PC Algorithm: Example using real data

To illustrate how to work with the PC algorithm on real data instead of synthetic test data, we are going to look at the Retention data set containing information on college graduation that was used in the article "What Do College Ranking Data Tell Us About Student Retention?" by Drudzel and Glymour (disclaimer: the idea to use this data set was taken from the causal-cmd homepage, which readers of this documentation are strongly encouraged to look at!).

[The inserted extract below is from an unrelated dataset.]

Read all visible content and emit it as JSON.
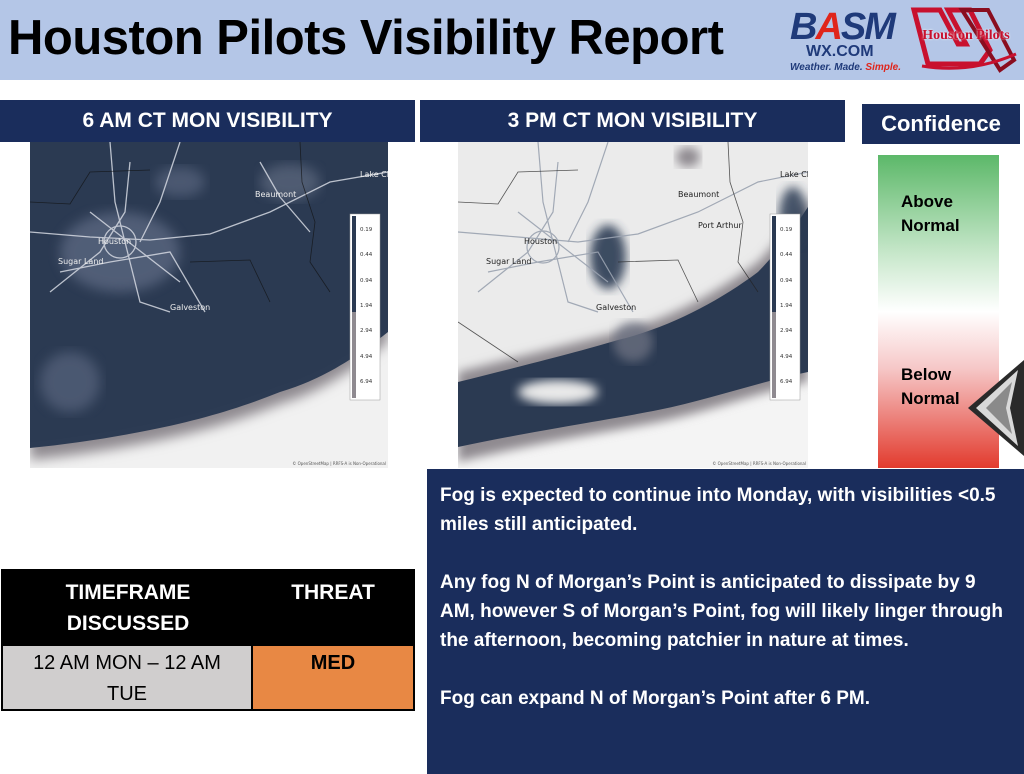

The can be loaded into a dataframe in a few lines of code:

using HTTP, CSV, DataFrames
using CausalInference
using TikzGraphs
# If you have problems with TikzGraphs.jl, 
# try alternatively plotting backend GraphRecipes.jl + Plots.jl
# and corresponding plotting function `plot_pc_graph_recipes`

url = "https://www.ccd.pitt.edu//wp-content/uploads/files/Retention.txt"

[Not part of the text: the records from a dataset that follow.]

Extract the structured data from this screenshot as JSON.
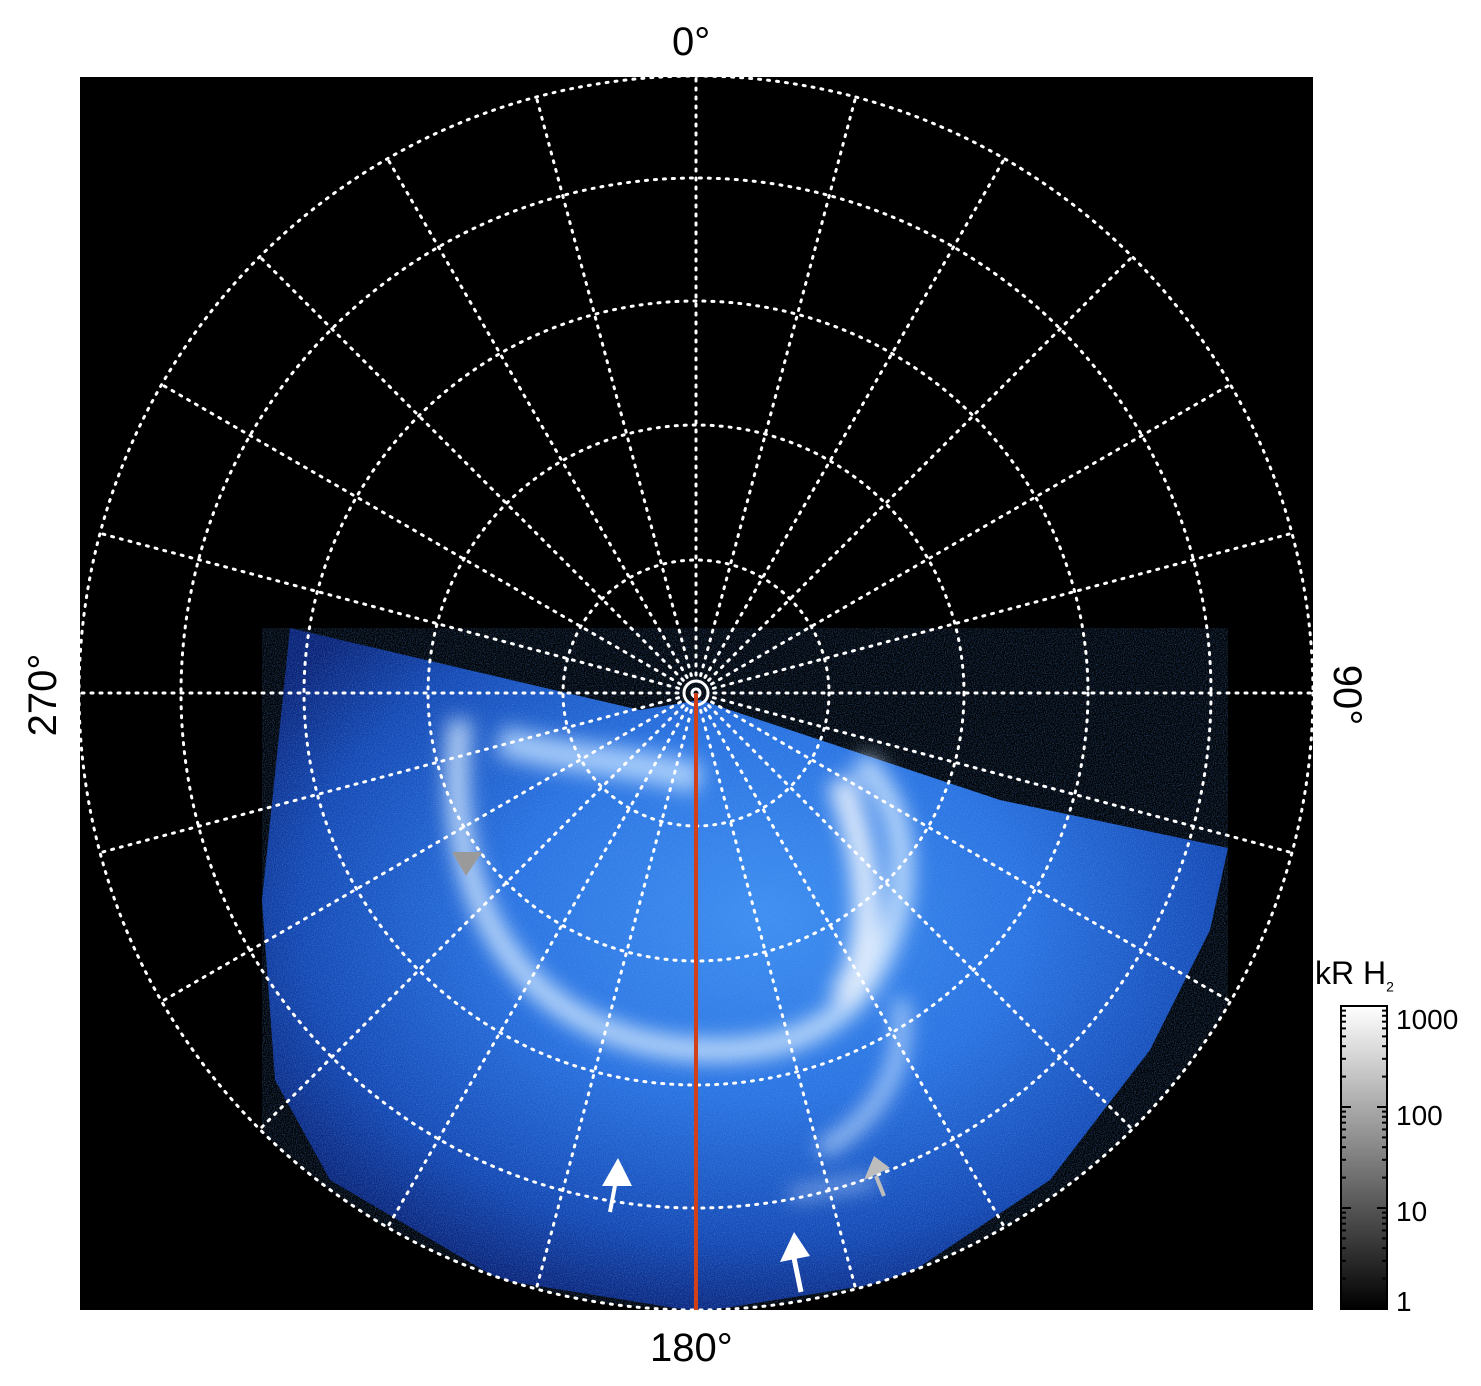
{
  "axes": {
    "top": "0°",
    "right": "90°",
    "bottom": "180°",
    "left": "270°"
  },
  "colorbar": {
    "title": "kR H",
    "title_sub": "2",
    "ticks": [
      "1000",
      "100",
      "10",
      "1"
    ],
    "scale": "log",
    "range": [
      1,
      1000
    ],
    "colormap": [
      "#000000",
      "#ffffff"
    ]
  },
  "image_colors": {
    "background": "#000000",
    "aurora_dark": "#0a2a8a",
    "aurora_mid": "#1f6fe0",
    "aurora_bright": "#e6f2ff",
    "grid": "#ffffff",
    "meridian_line": "#d2401a",
    "arrow_white": "#ffffff",
    "arrow_gray": "#9a9a9a"
  },
  "grid": {
    "style": "dotted",
    "meridian_step_deg": 15
  },
  "arrows": [
    {
      "color": "white",
      "name": "arrow-white-left"
    },
    {
      "color": "white",
      "name": "arrow-white-right"
    },
    {
      "color": "gray",
      "name": "arrow-gray-left"
    },
    {
      "color": "gray",
      "name": "arrow-gray-right"
    }
  ]
}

df = DataFrame(CSV.File(HTTP.get(url).body))

# for now, pcalg and fcialg only accepts Float variables...
# this should change soon hopefully
for name in names(df)
	df[!, name] = convert(Array{Float64,1}, df[!,name])

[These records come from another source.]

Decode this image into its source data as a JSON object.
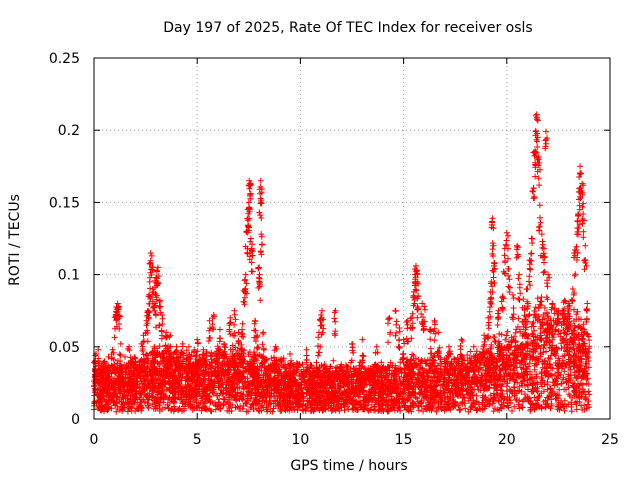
{
  "chart_data": {
    "type": "scatter",
    "title": "Day 197 of 2025, Rate Of TEC Index for receiver osls",
    "xlabel": "GPS time / hours",
    "ylabel": "ROTI / TECUs",
    "xlim": [
      0,
      25
    ],
    "ylim": [
      0,
      0.25
    ],
    "x_ticks": [
      0,
      5,
      10,
      15,
      20,
      25
    ],
    "x_tick_labels": [
      "0",
      "5",
      "10",
      "15",
      "20",
      "25"
    ],
    "y_ticks": [
      0,
      0.05,
      0.1,
      0.15,
      0.2,
      0.25
    ],
    "y_tick_labels": [
      "0",
      "0.05",
      "0.1",
      "0.15",
      "0.2",
      "0.25"
    ],
    "grid": true,
    "marker": "+",
    "color": "#ff0000",
    "series": [
      {
        "name": "ROTI",
        "points": [
          [
            0.1,
            0.045
          ],
          [
            0.2,
            0.048
          ],
          [
            0.3,
            0.035
          ],
          [
            0.5,
            0.04
          ],
          [
            0.7,
            0.043
          ],
          [
            0.9,
            0.048
          ],
          [
            1.05,
            0.072
          ],
          [
            1.1,
            0.076
          ],
          [
            1.15,
            0.08
          ],
          [
            1.2,
            0.078
          ],
          [
            1.3,
            0.052
          ],
          [
            1.7,
            0.05
          ],
          [
            2.0,
            0.042
          ],
          [
            2.3,
            0.052
          ],
          [
            2.4,
            0.058
          ],
          [
            2.55,
            0.068
          ],
          [
            2.6,
            0.075
          ],
          [
            2.65,
            0.085
          ],
          [
            2.7,
            0.095
          ],
          [
            2.75,
            0.115
          ],
          [
            2.8,
            0.113
          ],
          [
            2.85,
            0.09
          ],
          [
            2.95,
            0.08
          ],
          [
            3.0,
            0.098
          ],
          [
            3.05,
            0.102
          ],
          [
            3.1,
            0.105
          ],
          [
            3.2,
            0.082
          ],
          [
            3.3,
            0.072
          ],
          [
            3.5,
            0.06
          ],
          [
            3.7,
            0.058
          ],
          [
            4.0,
            0.05
          ],
          [
            4.3,
            0.052
          ],
          [
            4.6,
            0.05
          ],
          [
            5.0,
            0.055
          ],
          [
            5.3,
            0.048
          ],
          [
            5.6,
            0.068
          ],
          [
            5.8,
            0.072
          ],
          [
            6.1,
            0.062
          ],
          [
            6.3,
            0.052
          ],
          [
            6.6,
            0.07
          ],
          [
            6.8,
            0.075
          ],
          [
            7.0,
            0.06
          ],
          [
            7.2,
            0.066
          ],
          [
            7.3,
            0.096
          ],
          [
            7.35,
            0.1
          ],
          [
            7.4,
            0.13
          ],
          [
            7.45,
            0.145
          ],
          [
            7.5,
            0.15
          ],
          [
            7.52,
            0.165
          ],
          [
            7.55,
            0.163
          ],
          [
            7.6,
            0.125
          ],
          [
            7.65,
            0.118
          ],
          [
            7.8,
            0.068
          ],
          [
            7.9,
            0.058
          ],
          [
            8.0,
            0.105
          ],
          [
            8.02,
            0.1
          ],
          [
            8.05,
            0.156
          ],
          [
            8.08,
            0.165
          ],
          [
            8.1,
            0.128
          ],
          [
            8.2,
            0.06
          ],
          [
            8.8,
            0.05
          ],
          [
            9.5,
            0.045
          ],
          [
            10.3,
            0.048
          ],
          [
            10.9,
            0.06
          ],
          [
            11.0,
            0.072
          ],
          [
            11.05,
            0.075
          ],
          [
            11.7,
            0.075
          ],
          [
            12.5,
            0.052
          ],
          [
            13.0,
            0.055
          ],
          [
            13.7,
            0.05
          ],
          [
            14.3,
            0.07
          ],
          [
            14.6,
            0.075
          ],
          [
            14.8,
            0.063
          ],
          [
            15.0,
            0.055
          ],
          [
            15.2,
            0.068
          ],
          [
            15.4,
            0.07
          ],
          [
            15.5,
            0.088
          ],
          [
            15.55,
            0.1
          ],
          [
            15.6,
            0.106
          ],
          [
            15.65,
            0.103
          ],
          [
            15.7,
            0.085
          ],
          [
            15.9,
            0.08
          ],
          [
            16.0,
            0.078
          ],
          [
            16.3,
            0.062
          ],
          [
            16.5,
            0.068
          ],
          [
            16.7,
            0.06
          ],
          [
            17.2,
            0.05
          ],
          [
            17.8,
            0.055
          ],
          [
            18.4,
            0.05
          ],
          [
            18.9,
            0.058
          ],
          [
            19.1,
            0.07
          ],
          [
            19.2,
            0.088
          ],
          [
            19.25,
            0.095
          ],
          [
            19.3,
            0.139
          ],
          [
            19.35,
            0.12
          ],
          [
            19.4,
            0.108
          ],
          [
            19.6,
            0.075
          ],
          [
            19.8,
            0.085
          ],
          [
            19.9,
            0.118
          ],
          [
            20.0,
            0.129
          ],
          [
            20.1,
            0.104
          ],
          [
            20.3,
            0.086
          ],
          [
            20.5,
            0.12
          ],
          [
            20.6,
            0.1
          ],
          [
            20.8,
            0.083
          ],
          [
            21.0,
            0.09
          ],
          [
            21.1,
            0.11
          ],
          [
            21.2,
            0.125
          ],
          [
            21.3,
            0.16
          ],
          [
            21.35,
            0.185
          ],
          [
            21.4,
            0.199
          ],
          [
            21.45,
            0.211
          ],
          [
            21.5,
            0.195
          ],
          [
            21.55,
            0.18
          ],
          [
            21.6,
            0.148
          ],
          [
            21.7,
            0.128
          ],
          [
            21.8,
            0.118
          ],
          [
            21.9,
            0.199
          ],
          [
            22.0,
            0.1
          ],
          [
            22.2,
            0.08
          ],
          [
            22.5,
            0.075
          ],
          [
            22.8,
            0.082
          ],
          [
            23.0,
            0.08
          ],
          [
            23.2,
            0.09
          ],
          [
            23.3,
            0.117
          ],
          [
            23.4,
            0.128
          ],
          [
            23.45,
            0.142
          ],
          [
            23.5,
            0.152
          ],
          [
            23.55,
            0.175
          ],
          [
            23.6,
            0.17
          ],
          [
            23.65,
            0.163
          ],
          [
            23.7,
            0.142
          ],
          [
            23.8,
            0.12
          ],
          [
            23.9,
            0.08
          ]
        ],
        "bulk_band": {
          "description": "dense continuous scatter across the full 0 to 24 h range",
          "x_range": [
            0,
            24
          ],
          "y_floor": 0.005,
          "y_typical_max": [
            [
              0,
              0.035
            ],
            [
              2,
              0.038
            ],
            [
              3,
              0.045
            ],
            [
              5,
              0.042
            ],
            [
              7,
              0.045
            ],
            [
              8,
              0.04
            ],
            [
              10,
              0.035
            ],
            [
              12,
              0.035
            ],
            [
              14,
              0.035
            ],
            [
              16,
              0.04
            ],
            [
              18,
              0.04
            ],
            [
              19.5,
              0.05
            ],
            [
              20.5,
              0.06
            ],
            [
              21.5,
              0.075
            ],
            [
              22.5,
              0.07
            ],
            [
              23.5,
              0.07
            ],
            [
              24,
              0.05
            ]
          ]
        }
      }
    ]
  }
}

# make variable names a bit easier to read
variables = map(x->replace(x,"_"=>" "), names(df))

This dataframe can be used as input to the PC algorithm just like the dataframes holding synthetic data before:

plot_pc_graph_tikz(pcalg(df, 0.025, gausscitest), variables)

Plot of PC output for true data

At first glance, the output of the PC algorithm looks sensible and appears to provide some first insight into the data we are working with. In particular, the causal factors influencing faculty pay appear rather sensible. However, before drawing any further conclusions, different versions of the PC algorithm (e.g., different p-values, different independence tests, etc.) should be explored.